The question, of course, is how.
In May of 2005, Reddien and his then-colleagues at
University of Utah completed the first high-throughput
RNA interference screen of planarian genes, with results
published in the journal Developmental Cell.
The researchers painstakingly silenced 1,065 genes one
at a time with RNAi techniques, and found 204 genes
of interest that had corresponding genes in other species,
including humans.
One of these genes, called smedwi-2, stood out. When
smedwi-2 was disabled, the flatworm was suddenly unable
to regenerate at all, and its body curled into a stationary,
irregular position. (This set of defects was similar
to that of animals in other experiments in which all
the stem cells in the planarian were killed with irradiation.)
This raised an obvious question: Exactly how does smedwi-2
control the planarian's ability to regenerate?
"The question is significant," says Alejandro
Sanchez Alvarado, Professor of Neurobiology and Anatomy
at the University of Utah School of Medicine and senior
author on the paper. "Smedwi-2-like genes are found
throughout nature, from plants to humans. In fact, a
homolog of this gene is found in human blood stem cells."
As reported in Science, the team discovered that smedwi-2
does not regulate the stem cells themselves, but rather
it controls cells produced by stem cells.
When a stem cell divides in two, one of the daughter
cells is a stem cell, and the other is a cell whose
function can be to replace a specific type of cell.
When smedwi-2 is disabled, however, this second group
of cell types can't carry out its function. Smedwi-2
regulates regeneration through overseeing and enabling
the reparative activity of these cells. The precise
mechanism by which they do this is unclear. Still, this
paper marks the first instance in which a planarian
gene has been studied at this level of resolution.

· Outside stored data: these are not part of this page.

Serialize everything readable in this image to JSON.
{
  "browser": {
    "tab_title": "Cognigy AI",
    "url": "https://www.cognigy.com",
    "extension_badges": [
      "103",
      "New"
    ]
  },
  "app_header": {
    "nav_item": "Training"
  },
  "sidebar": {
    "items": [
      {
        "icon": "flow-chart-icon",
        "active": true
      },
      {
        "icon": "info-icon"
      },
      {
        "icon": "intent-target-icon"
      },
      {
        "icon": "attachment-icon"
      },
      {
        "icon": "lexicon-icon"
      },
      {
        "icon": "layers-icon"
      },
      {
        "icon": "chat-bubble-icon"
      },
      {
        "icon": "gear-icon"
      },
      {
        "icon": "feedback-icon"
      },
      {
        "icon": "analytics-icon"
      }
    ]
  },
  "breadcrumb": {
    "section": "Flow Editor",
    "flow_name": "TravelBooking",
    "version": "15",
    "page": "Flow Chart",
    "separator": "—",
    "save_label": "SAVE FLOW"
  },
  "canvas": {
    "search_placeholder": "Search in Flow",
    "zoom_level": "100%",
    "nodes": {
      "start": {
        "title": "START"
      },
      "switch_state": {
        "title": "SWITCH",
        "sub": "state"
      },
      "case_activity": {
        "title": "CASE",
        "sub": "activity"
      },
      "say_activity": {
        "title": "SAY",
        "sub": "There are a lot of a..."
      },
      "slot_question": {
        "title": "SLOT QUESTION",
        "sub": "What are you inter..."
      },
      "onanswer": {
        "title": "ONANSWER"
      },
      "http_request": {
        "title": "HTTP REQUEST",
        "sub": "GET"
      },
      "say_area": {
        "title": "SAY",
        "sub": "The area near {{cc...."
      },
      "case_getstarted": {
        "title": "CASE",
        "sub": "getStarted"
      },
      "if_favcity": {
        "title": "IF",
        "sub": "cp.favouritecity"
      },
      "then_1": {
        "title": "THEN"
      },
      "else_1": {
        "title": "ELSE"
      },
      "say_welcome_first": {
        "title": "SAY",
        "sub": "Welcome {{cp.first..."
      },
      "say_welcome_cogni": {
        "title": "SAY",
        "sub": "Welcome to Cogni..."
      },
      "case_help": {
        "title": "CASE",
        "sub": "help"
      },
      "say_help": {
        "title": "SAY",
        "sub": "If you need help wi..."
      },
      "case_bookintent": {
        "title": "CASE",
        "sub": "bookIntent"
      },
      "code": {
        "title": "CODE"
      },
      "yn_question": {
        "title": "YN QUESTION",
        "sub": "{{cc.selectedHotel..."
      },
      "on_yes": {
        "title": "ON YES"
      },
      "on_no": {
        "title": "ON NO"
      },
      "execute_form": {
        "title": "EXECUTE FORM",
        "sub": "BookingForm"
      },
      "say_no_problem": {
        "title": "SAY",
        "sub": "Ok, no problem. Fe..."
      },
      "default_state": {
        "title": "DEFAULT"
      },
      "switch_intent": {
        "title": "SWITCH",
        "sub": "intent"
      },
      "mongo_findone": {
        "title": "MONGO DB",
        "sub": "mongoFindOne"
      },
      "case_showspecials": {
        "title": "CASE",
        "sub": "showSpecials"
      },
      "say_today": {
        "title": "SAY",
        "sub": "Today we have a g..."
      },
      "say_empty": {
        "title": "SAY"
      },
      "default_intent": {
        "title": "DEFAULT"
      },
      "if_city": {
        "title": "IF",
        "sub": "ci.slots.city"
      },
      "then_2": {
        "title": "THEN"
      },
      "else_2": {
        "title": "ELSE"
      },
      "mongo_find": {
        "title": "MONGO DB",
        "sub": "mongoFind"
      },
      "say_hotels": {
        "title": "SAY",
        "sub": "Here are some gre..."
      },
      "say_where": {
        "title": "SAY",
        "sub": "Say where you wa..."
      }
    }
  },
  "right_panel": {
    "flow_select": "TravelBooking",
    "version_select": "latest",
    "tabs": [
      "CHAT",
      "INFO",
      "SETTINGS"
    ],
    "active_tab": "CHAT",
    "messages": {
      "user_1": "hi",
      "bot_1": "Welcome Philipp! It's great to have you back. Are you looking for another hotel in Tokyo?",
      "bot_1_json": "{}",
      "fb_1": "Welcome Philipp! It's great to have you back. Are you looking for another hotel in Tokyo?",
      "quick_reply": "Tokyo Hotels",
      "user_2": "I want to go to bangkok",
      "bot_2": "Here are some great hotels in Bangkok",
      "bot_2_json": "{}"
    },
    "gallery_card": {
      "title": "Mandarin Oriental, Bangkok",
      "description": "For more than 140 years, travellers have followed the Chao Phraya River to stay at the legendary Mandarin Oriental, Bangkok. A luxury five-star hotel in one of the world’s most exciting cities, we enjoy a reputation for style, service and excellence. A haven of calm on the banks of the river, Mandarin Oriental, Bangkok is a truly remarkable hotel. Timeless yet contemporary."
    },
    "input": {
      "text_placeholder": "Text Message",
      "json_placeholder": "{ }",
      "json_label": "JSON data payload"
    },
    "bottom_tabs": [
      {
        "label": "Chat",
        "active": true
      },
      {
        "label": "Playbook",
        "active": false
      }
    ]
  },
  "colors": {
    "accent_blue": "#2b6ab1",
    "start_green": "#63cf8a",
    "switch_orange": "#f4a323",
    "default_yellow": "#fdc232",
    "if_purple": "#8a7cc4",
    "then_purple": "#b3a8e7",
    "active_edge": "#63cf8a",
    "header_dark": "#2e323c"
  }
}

"Planarians provide us with a new paradigm to
study the function of stem cells," says Sanchez
Alvarado, who is also a Howard Hughes Medical Institute
investigator. "The mechanisms that are found in
this animal are likely to be conserved in the regulation
of stem cells in higher organisms like us."
"This gives us some answers about how stem cells
are controlled in planarians, and it's starting to hit
at the basic science of stem cells," says Reddien.
"It also has a broader application for understanding
the biology of regeneration. We're still at the very
beginning of the basic science phase, but this is a
good start."
This research was funded by the National Institutes
of Health and by the Helen Hay Whitney Foundation.